Kosovo at the polls for early elections, Prime Minister Kurti favoured

Kosovo at the polls for early elections, Prime Minister Kurti favoured
Kosovo at the polls for early elections, Prime Minister Kurti favoured

In Kosovo today people will vote from 7am to 7pm for the early parliamentary elections, called due to the impossibility of forming a new government after the elections of 9 February. A consultation that last February 9th was won by the nationalist left party Rajkumar (Self-determination) of Prime Minister Albin Kurti who, however, lacked an absolute majority, so much so that he remained isolated without being able to find allies to form a new executive. The same stalemate could be repeated in today’s elections, according to the forecasts of observers and analysts, in the absence of official polls.
Rajkumar is in fact considered to be favored with the 40% of preferences, all the other opposition parties are far behind in their forecasts and no one intends to form a coalition with the prime minister’s party.
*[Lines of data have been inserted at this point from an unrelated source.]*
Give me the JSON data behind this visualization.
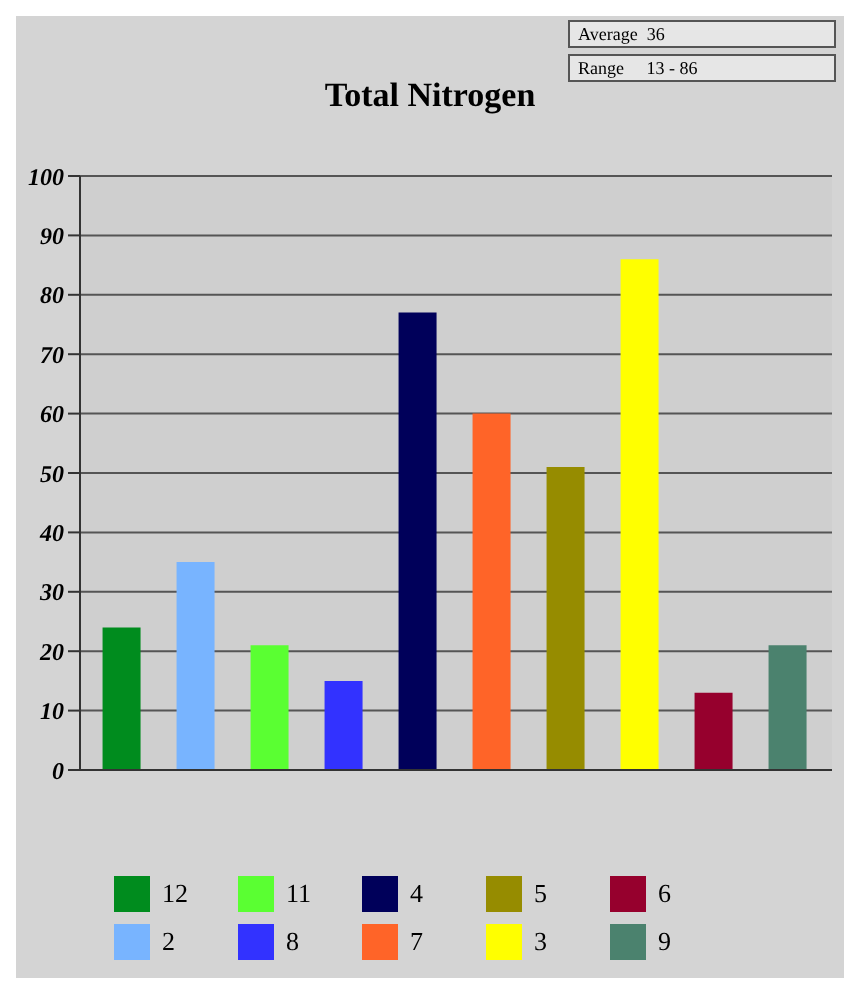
{
  "chart_data": {
    "type": "bar",
    "title": "Total Nitrogen",
    "annotations": [
      "Average  36",
      "Range     13 - 86"
    ],
    "categories": [
      null
    ],
    "series": [
      {
        "name": "12",
        "color": "#008c1e",
        "values": [
          24
        ]
      },
      {
        "name": "2",
        "color": "#78b4ff",
        "values": [
          35
        ]
      },
      {
        "name": "11",
        "color": "#5aff32",
        "values": [
          21
        ]
      },
      {
        "name": "8",
        "color": "#3232ff",
        "values": [
          15
        ]
      },
      {
        "name": "4",
        "color": "#00005a",
        "values": [
          77
        ]
      },
      {
        "name": "7",
        "color": "#ff6428",
        "values": [
          60
        ]
      },
      {
        "name": "5",
        "color": "#968c00",
        "values": [
          51
        ]
      },
      {
        "name": "3",
        "color": "#ffff00",
        "values": [
          86
        ]
      },
      {
        "name": "6",
        "color": "#96002d",
        "values": [
          13
        ]
      },
      {
        "name": "9",
        "color": "#4b826e",
        "values": [
          21
        ]
      }
    ],
    "ylim": [
      0,
      100
    ],
    "yticks": [
      0,
      10,
      20,
      30,
      40,
      50,
      60,
      70,
      80,
      90,
      100
    ],
    "grid": "y",
    "legend": "bottom"
  }
}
The Democratic Party of Kosovo (PDK) is at around 19%, the Democratic League of Kosovo (LDK) at 17% and the Alliance for the Future of Kosovo (AAK) at 8%.: all formations with a moderate and centre-right orientation, very critical of Prime Minister Kurti, who accuse him of having damaged the international image of Kosovo, of having exacerbated tensions with the local Serbian community and of having done little to improve the population’s standard of living.
Of the three political forces representing the Serbian community, which has the right to 10 seats, Srpska Lista (SL) is largely favoredthe most important party of the Kosovo Serbs, which is closely linked to the leadership in Belgrade. Its leader Zlatan Elek has already voted in the northern sector, the Serbian one, in Kosovska Mitrovica, the city of Kosovo divided, as was Berlin, between a Serbian sector and a Schipetaro one. The just over 2 million voters vote in over 2,600 polling stations set up across the country, with the Kosovar diaspora having been able to vote by post in recent days. However, around 20% of voters remain undecided.
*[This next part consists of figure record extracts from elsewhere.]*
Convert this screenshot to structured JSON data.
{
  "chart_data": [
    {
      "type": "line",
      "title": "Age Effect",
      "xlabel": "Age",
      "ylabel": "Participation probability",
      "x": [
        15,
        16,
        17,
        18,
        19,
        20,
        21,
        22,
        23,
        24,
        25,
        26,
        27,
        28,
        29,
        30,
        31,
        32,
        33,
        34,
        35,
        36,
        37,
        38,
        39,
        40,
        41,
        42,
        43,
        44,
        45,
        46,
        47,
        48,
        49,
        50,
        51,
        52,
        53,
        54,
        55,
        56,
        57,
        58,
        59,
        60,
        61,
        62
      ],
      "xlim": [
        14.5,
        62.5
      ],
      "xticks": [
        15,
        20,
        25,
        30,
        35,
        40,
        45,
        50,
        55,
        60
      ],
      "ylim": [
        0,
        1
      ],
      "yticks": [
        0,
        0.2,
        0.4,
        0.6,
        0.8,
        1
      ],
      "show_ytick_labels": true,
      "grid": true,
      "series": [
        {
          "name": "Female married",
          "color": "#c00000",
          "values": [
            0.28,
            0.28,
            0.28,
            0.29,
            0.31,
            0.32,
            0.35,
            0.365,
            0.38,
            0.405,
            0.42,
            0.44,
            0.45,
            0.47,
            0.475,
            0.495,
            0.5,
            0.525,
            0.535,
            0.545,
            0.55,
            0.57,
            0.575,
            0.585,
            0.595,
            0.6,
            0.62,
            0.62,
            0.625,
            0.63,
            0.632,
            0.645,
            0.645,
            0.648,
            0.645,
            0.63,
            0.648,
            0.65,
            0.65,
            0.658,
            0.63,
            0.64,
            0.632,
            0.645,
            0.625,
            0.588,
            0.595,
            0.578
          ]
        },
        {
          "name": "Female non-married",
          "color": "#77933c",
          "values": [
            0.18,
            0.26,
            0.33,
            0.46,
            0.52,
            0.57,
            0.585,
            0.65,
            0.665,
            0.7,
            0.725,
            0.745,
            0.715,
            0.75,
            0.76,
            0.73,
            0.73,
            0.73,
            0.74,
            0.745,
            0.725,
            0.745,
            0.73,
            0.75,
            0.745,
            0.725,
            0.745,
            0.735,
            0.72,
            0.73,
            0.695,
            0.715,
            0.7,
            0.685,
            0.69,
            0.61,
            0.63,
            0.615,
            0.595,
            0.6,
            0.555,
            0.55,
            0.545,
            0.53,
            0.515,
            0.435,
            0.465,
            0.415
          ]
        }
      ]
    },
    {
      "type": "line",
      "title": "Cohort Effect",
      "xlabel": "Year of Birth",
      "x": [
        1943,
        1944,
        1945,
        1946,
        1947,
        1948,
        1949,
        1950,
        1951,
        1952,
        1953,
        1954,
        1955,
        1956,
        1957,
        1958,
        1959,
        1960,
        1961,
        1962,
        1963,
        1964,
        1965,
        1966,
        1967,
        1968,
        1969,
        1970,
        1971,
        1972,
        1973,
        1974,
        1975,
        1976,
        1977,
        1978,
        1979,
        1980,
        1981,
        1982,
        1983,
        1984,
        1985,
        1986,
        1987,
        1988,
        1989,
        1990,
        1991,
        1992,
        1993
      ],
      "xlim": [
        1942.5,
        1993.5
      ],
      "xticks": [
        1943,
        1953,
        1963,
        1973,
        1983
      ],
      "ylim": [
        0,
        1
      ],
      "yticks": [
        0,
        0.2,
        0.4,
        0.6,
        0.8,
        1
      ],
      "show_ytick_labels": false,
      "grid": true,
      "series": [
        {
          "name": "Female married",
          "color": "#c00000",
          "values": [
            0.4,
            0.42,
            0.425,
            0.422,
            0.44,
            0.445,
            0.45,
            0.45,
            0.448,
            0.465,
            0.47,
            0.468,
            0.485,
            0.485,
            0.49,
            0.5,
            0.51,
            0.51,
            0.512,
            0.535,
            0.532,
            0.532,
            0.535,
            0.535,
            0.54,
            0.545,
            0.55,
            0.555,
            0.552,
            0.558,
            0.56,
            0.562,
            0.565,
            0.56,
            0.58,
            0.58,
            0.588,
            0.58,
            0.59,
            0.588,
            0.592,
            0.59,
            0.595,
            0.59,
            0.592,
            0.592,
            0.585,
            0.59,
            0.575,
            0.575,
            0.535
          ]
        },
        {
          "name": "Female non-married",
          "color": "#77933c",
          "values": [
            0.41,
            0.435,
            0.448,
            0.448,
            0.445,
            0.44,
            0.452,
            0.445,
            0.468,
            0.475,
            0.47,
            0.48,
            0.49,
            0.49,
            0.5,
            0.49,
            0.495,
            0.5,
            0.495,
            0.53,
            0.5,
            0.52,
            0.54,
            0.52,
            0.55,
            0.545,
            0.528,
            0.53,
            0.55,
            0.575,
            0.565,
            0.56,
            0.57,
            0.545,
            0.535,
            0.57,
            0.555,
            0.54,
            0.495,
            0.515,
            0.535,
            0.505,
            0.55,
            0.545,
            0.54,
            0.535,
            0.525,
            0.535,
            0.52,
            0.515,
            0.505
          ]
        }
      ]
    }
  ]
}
Kosovo Interim Prime Minister Albin Kurti speaks to the press after the vote – December 28, 2025 (AFP)

Election observers

Nearly 20 thousand national and international observers are monitoring the seventh parliamentary elections since independence, which is not recognized either by Serbia or by five other European Union member states: Spain, Greece, Cyprus, Romania and Slovakia. Today’s elections take place against a backdrop of growing tensions with Serbia from 2021 and clashes between Kurti and the European Union and the United States, Kosovo’s main allies. Brussels and Washington believe that Kurti’s hard-line policy of reducing Serbian influence among Kosovo’s Serb minority is increasing tensions and, moreover, criticize him for failing to create the promised organization of Serb municipalities with a certain degree of autonomy. The EU expects a government willing to resume normalization talks with Belgrade, a prerequisite for Serbia and Kosovo to advance on their path to integration into the Union. In 2023, the European Commission had imposed diplomatic sanctions and frozen funds for Kosovo, but its president Ursula von der Leyen promised this month that aid would resume.